CoRinsel for appellant cites and relies upon Louisville & Nashville Railroad Company v. Popp, 96 Ky. 103, 27 S. W. 992, 16 Ky. Law Rep. 369; Bransom’s Adm’r v. Labrot, 81 Ky. 638, 5 Ky. Law Rep. 827, 50 Am. Rep. 193, and a line of cases known as the *254“Turntable Cases.” In L. & N. R. R. Co. v. Popp, supra, the injured child was known to be on the car by the trainmen when they bumped other cars against it so violently and negligently as to throw the plaintiff off and hurt him. The principle on which the recovery was allowed in that case is one firmly fixed, namely, the known presence of a trespasser imposes the duty on the trainmen to use care not to injure him. They have the right to eject him because he is a trespasser, but not to kill or maim him. Bransom V. Labrot, supra, rests on the same principle as the turntable cases, namely, the negligent leaving upon one’s lands' unguarded dangerous contrivances attractive to children, whereby they are lured onto the real property of the negligent owner and sustain injury. But that principle has not a place here. The cars were not left in unguarded lots, but were being-used in the only way the conditions permitted them to be used at the time and place.

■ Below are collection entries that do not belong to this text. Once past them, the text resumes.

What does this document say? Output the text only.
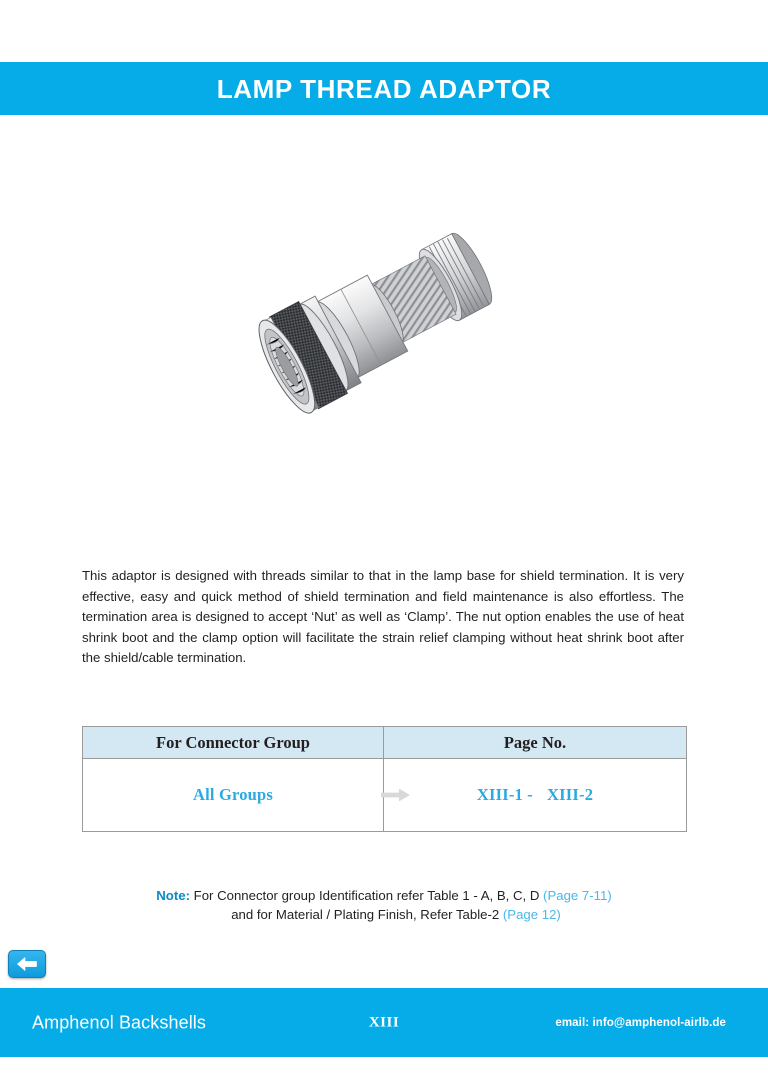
LAMP THREAD ADAPTOR

This adaptor is designed with threads similar to that in the lamp base for shield termination. It is very effective, easy and quick method of shield termination and field maintenance is also effortless. The termination area is designed to accept ‘Nut’ as well as ‘Clamp’. The nut option enables the use of heat shrink boot and the clamp option will facilitate the strain relief clamping without heat shrink boot after the shield/cable termination.

For Connector Group	Page No.

All Groups	XIII-1 - XIII-2
Note: For Connector group Identification refer Table 1 - A, B, C, D (Page 7-11)
and for Material / Plating Finish, Refer Table-2 (Page 12)
Amphenol Backshells	XIII	email: info@amphenol-airlb.de
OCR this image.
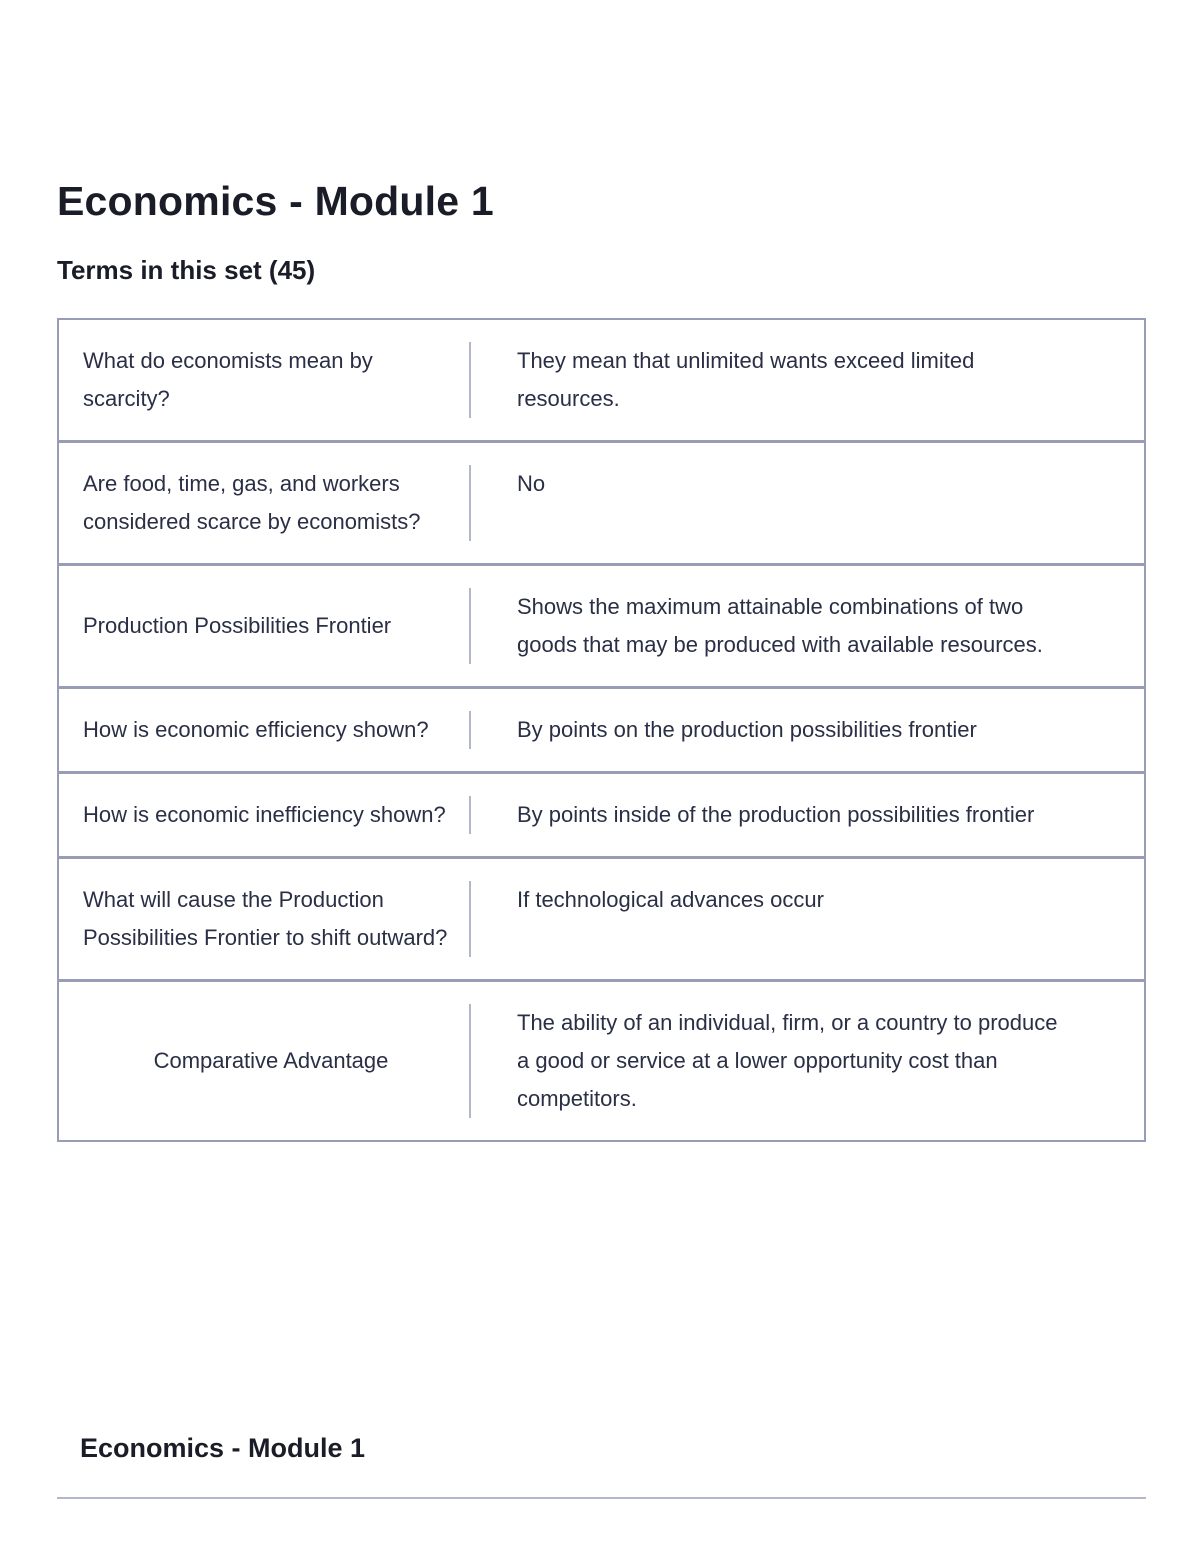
Economics - Module 1
Terms in this set (45)
What do economists mean by scarcity?
They mean that unlimited wants exceed limited resources.
Are food, time, gas, and workers considered scarce by economists?
No
Production Possibilities Frontier
Shows the maximum attainable combinations of two goods that may be produced with available resources.
How is economic efficiency shown?	By points on the production possibilities frontier
How is economic inefficiency shown?	By points inside of the production possibilities frontier
What will cause the Production Possibilities Frontier to shift outward?
If technological advances occur
Comparative Advantage
The ability of an individual, firm, or a country to produce a good or service at a lower opportunity cost than competitors.
Economics - Module 1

So far we have discussed this ease omitting to mention another allegation of the petition which appellant seems to place some stress upon supporting a right to recover in this action; that is, it is alleged that on an open lot owned by defendants adjacent to their track where the injury occurred defendants had placed a pile of sand and left it unguarded,which was attractive to children, and did attract them and the plaintiff to that point to play; that whilst they were there the train came along, when plaintiff left the sand pile, and attempted to board the ears. The allegation as to the sand is wholly redundant. The sand had no connection, with the injury, and was not a proximate cause of it. If the plaintiff had been injured by the sand, or by rolling or slipping from it under the train, *255and thereby got hurt., a different question would be , presented. But such was not the fact
We are of the opinion that the ruling on the demurrer was without error; and the judgment must be affirmed.